Teenagers encouraged to increase meat consumption

The importance of teenagers eating a balanced diet and the provenance of their food were two key themes teachers took away at a conference co-organised by Hybu Cig Cymru – Meat Promotion Wales (HCC) and Meat and Education. 

A low intake of vitamins and minerals such as iron and selenium, particularly in girls, was highlighted as a challenge. Other issues included obesity, something that should be conquered by adding balance and variety to a diet rather than eating less.

These obstacles can be tackled by making the most of the new GCSE in Food and Nutrition, launched this year by the Welsh Joint Education Committee.

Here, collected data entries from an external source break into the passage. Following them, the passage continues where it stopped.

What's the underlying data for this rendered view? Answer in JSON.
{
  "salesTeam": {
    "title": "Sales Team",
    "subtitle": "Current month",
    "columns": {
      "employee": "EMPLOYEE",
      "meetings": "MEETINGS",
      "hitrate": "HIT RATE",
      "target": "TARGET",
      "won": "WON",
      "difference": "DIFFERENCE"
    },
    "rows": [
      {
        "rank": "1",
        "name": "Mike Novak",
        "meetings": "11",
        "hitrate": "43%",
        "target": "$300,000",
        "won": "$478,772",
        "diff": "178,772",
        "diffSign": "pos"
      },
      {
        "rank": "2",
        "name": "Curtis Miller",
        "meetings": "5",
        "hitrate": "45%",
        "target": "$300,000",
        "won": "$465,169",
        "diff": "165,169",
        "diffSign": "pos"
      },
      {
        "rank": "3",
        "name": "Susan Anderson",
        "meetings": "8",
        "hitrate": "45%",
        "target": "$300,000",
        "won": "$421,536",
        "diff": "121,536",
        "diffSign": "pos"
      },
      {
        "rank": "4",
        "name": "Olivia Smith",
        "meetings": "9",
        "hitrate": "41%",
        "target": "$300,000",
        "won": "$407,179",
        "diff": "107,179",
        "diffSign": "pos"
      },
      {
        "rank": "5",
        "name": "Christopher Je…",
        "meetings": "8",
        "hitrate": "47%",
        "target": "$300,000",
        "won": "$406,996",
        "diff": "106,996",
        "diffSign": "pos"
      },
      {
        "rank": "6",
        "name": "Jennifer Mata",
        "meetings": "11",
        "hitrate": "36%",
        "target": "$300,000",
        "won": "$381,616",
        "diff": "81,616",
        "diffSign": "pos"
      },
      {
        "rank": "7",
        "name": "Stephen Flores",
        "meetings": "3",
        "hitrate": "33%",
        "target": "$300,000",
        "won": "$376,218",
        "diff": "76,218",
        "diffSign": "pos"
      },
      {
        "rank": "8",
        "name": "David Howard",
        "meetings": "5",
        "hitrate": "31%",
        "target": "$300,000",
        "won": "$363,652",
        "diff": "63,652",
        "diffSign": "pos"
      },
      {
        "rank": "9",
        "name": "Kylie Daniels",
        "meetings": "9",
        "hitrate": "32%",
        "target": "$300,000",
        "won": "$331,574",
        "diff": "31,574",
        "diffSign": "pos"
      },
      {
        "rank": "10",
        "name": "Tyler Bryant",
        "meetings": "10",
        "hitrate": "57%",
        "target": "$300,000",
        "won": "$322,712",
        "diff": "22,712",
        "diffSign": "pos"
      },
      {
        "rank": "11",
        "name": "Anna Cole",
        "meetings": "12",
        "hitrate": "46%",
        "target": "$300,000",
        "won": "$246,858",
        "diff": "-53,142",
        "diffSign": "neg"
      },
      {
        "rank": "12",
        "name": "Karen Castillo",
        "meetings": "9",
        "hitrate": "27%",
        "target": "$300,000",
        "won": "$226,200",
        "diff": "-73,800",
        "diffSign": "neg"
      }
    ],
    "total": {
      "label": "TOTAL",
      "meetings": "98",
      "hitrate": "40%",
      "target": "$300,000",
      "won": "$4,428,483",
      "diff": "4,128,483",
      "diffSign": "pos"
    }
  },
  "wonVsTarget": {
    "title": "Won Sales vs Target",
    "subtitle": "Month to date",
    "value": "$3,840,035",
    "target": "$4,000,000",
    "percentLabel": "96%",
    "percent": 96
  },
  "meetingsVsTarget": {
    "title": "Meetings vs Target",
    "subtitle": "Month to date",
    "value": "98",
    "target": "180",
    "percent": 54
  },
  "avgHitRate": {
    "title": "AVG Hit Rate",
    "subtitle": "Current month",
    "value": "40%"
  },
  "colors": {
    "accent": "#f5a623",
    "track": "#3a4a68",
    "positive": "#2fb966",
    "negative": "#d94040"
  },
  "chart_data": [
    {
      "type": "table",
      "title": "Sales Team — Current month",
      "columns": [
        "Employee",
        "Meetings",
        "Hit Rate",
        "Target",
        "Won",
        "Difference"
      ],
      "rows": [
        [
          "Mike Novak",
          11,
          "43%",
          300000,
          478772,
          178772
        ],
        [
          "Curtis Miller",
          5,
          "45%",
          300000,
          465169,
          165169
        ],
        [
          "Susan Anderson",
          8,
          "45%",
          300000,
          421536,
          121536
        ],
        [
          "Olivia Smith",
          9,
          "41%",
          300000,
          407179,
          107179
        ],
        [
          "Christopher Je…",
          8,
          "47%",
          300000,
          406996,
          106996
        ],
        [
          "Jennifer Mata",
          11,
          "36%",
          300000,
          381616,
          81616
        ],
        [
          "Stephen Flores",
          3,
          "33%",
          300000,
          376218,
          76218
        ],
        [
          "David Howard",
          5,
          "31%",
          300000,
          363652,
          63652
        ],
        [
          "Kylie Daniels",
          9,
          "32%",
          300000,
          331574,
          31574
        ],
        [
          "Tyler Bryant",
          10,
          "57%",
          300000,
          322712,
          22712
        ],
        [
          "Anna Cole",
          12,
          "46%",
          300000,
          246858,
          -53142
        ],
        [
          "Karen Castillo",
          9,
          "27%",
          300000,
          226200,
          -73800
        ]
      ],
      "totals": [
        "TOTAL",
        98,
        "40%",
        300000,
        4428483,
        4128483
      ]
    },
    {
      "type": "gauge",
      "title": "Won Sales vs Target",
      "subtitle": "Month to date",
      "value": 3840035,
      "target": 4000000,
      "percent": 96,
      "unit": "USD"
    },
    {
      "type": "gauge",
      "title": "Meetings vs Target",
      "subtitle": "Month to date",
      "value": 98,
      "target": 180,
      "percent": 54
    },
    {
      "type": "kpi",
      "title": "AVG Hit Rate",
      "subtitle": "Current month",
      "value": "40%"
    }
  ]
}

“Teachers can play a role in ensuring teenagers receive the correct information about a balanced diet,” said Elwen Roberts, HCC’s consumer executive.

“The new GCSE in Food and Nutrition, which replaced some of the old qualifications, is a positive step as it’s a holistic approach to the issue. HCC, along with Meat and Education, has developed a range of learning resources to help teachers to deliver nutritional education in the new GCSE and across the curriculum. They explain how meat can be an important source of iron, zinc and many vitamins, as part of a balanced diet.”

Brecon butcher Steve Morgan was also at the conference, providing a demonstration on how to prepare economical cuts of meat into the classroom, alongside HCC’s head of operation Prys Morgan giving a presentation on food provenance.

“Traceability is another key element that students learn about in the new Food and Nutrition GCSE,” said Morgan. “And it is also more and more important to consumers. Schemes such as PGI (Protected Geographical Indication), of which Welsh Lamb and Welsh Beef are a part, give confidence to consumers about the origin and quality of their food.

“I was delighted to see so many teachers from all over Wales at the conference,” he added. “HCC will continue to work hand-in-hand with the education sector to reinforce positive messages about the important role that red meat can play within a balanced diet.”